Naturally from one album to the next there will be some degree of variation, and this time around the pendulum has shifted towards more catchy, moderate length anthems with a fanfare chorus emphasis that comes off as a bit less intense and dark than Notes From The Shadows, but otherwise resembles said album the most in terms of structure. This is obviously in opposition to the somewhat more epic and nuanced character of their previous outing Black Eyed Children, functioning more as a Last In Line to said album’s Dream Evil. The field is largely dominated by more mid-paced and catchy anthems in the vein of mid-80s Dio classics such as “Evil Eyes” and “Breathless”, as observed in infectious bangers like “Concrete Heart”, “Night Of The Hunter” and “Ride The Clouds”. Things actually veer into Sacred Heart territory for a bit with the keyboard-driven romp “Let The Fire Burn”, which is something of an unusual twist for this band’s generally heavier emphasis on cars and greater reliance on Deep Purple-oriented rock organ sounds from the keys. Likewise, the lone speed metal foray “Triumph And Superiority” shows some affinity for “I Speed At Night”, but also comes with some “Kill The King” inspired moments mixed in with a Helloween sense of fanfare chorus work.
All this being said, Astral Doors doesn’t outright eschew the epic demeanor of their last outing for this album’s entire duration, yet the way their longer songs work here is notably of a less haunting and more straight up melancholy character. The serene mix of clean guitar lines and harmonized leads followed by a mid-paced trudge that is “Light At The End Of The Tunnel” shows a strong commonality with “Children Of The Sea”, painted over with a European power metal sense of chorus work. The somewhat darker “Marathon” veers the closest to the haunting chills of “Black Eyed Children”, albeit of a slightly swifter galloping character once the quiet intro segues into the heavier body of the song. And though it isn’t a necessarily long song, the closer “Forgive Me Father” presents a woeful, doom-oriented take on heavy metal balladry that mirrors elements of the last album while also listening the closest to an overt throwback to the 80s era.
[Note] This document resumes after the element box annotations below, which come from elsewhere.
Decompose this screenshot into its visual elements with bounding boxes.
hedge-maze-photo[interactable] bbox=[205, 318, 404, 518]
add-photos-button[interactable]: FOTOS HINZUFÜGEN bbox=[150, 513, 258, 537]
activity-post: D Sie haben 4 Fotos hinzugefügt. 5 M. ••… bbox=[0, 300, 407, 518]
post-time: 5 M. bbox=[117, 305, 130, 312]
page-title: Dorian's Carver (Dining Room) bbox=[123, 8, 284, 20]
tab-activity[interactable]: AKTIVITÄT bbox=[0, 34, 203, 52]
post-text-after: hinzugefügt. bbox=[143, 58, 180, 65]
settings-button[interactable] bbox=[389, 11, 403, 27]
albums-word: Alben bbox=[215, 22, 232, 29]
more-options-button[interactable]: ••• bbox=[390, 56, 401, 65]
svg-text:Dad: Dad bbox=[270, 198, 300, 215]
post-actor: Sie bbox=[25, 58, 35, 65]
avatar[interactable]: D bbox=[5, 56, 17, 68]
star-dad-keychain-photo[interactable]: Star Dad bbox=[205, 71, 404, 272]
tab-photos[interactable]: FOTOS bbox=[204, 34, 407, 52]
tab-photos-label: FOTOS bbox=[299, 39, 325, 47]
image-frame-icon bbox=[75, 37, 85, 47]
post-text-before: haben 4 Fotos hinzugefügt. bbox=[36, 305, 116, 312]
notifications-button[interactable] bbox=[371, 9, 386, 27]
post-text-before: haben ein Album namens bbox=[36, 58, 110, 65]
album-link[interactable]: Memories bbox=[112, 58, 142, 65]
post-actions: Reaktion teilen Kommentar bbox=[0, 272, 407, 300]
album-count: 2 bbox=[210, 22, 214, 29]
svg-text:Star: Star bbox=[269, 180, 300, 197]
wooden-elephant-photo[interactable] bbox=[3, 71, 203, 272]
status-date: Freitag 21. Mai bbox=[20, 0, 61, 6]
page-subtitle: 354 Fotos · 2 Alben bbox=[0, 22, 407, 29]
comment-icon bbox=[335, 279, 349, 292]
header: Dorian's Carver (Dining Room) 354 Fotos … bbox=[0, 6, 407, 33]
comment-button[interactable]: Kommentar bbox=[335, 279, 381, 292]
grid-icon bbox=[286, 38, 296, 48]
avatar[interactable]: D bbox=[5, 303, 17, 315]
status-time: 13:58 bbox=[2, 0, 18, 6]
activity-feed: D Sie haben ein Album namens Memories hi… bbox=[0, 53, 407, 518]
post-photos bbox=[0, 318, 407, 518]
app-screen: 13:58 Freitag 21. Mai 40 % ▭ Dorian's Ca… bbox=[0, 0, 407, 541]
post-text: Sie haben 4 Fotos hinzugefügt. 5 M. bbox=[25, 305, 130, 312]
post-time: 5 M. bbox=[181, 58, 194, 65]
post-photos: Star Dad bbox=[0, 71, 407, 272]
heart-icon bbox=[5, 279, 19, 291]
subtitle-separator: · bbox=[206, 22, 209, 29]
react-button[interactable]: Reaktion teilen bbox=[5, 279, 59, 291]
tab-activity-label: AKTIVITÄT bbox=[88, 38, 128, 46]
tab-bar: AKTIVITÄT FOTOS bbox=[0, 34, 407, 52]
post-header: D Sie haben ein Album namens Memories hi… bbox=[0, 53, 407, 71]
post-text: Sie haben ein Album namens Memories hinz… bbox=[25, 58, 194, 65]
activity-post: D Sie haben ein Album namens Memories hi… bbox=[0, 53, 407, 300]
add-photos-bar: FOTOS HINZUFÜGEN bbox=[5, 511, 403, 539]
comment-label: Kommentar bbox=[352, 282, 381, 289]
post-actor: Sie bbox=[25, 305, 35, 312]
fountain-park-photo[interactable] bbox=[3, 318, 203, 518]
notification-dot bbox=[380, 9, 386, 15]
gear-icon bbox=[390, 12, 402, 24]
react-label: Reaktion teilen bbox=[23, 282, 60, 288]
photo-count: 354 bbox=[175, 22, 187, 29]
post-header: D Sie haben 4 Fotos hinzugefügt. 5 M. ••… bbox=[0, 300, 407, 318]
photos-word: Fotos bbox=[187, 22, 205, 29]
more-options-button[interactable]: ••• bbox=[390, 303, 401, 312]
Then again, the generally colossal character of “St. Petersburg”, which leans pretty heavy on the “Heaven And Hell” emulation, proves to be the show-stealing moment of this album, so it may well be that old tricks are always the best ones.
To anyone who has been a consistent fan of this band for any duration since 2002, this plays things about as close to home as one can without outright self-plagiarizing previous albums. There are a few moments that may shine a bit brighter this time relative to the last couple offerings depending on how much epic songwriting versus straightforward rocking one prefers, but it’s a pretty safe bet that liking one Astral Doors album means liking them all. They live and die by the quality of their performance more so than any innovative quirks in their songwriting, and it’ll likely be a cold day in hell before Nils has an off day at the microphone. The rest of the band are obviously no slouches and the riff work is nothing to be scoffed at, but one area where this band has differed a bit from their object of emulation is that there isn’t an emergent second star to function as a foil for Johansson the way Vivian Campbell, Craig Goldie and Doug Aldrich did on their respective work with the king of rock ‘n’ roll. There are no slouches to speak of, and there are a few moments of technical brilliance, but overall this band is a well oiled machine that features instrumentalists providing the backdrop for a stellar voice, and it continues to work for them nine albums into their career with no bumps in the road to speak of.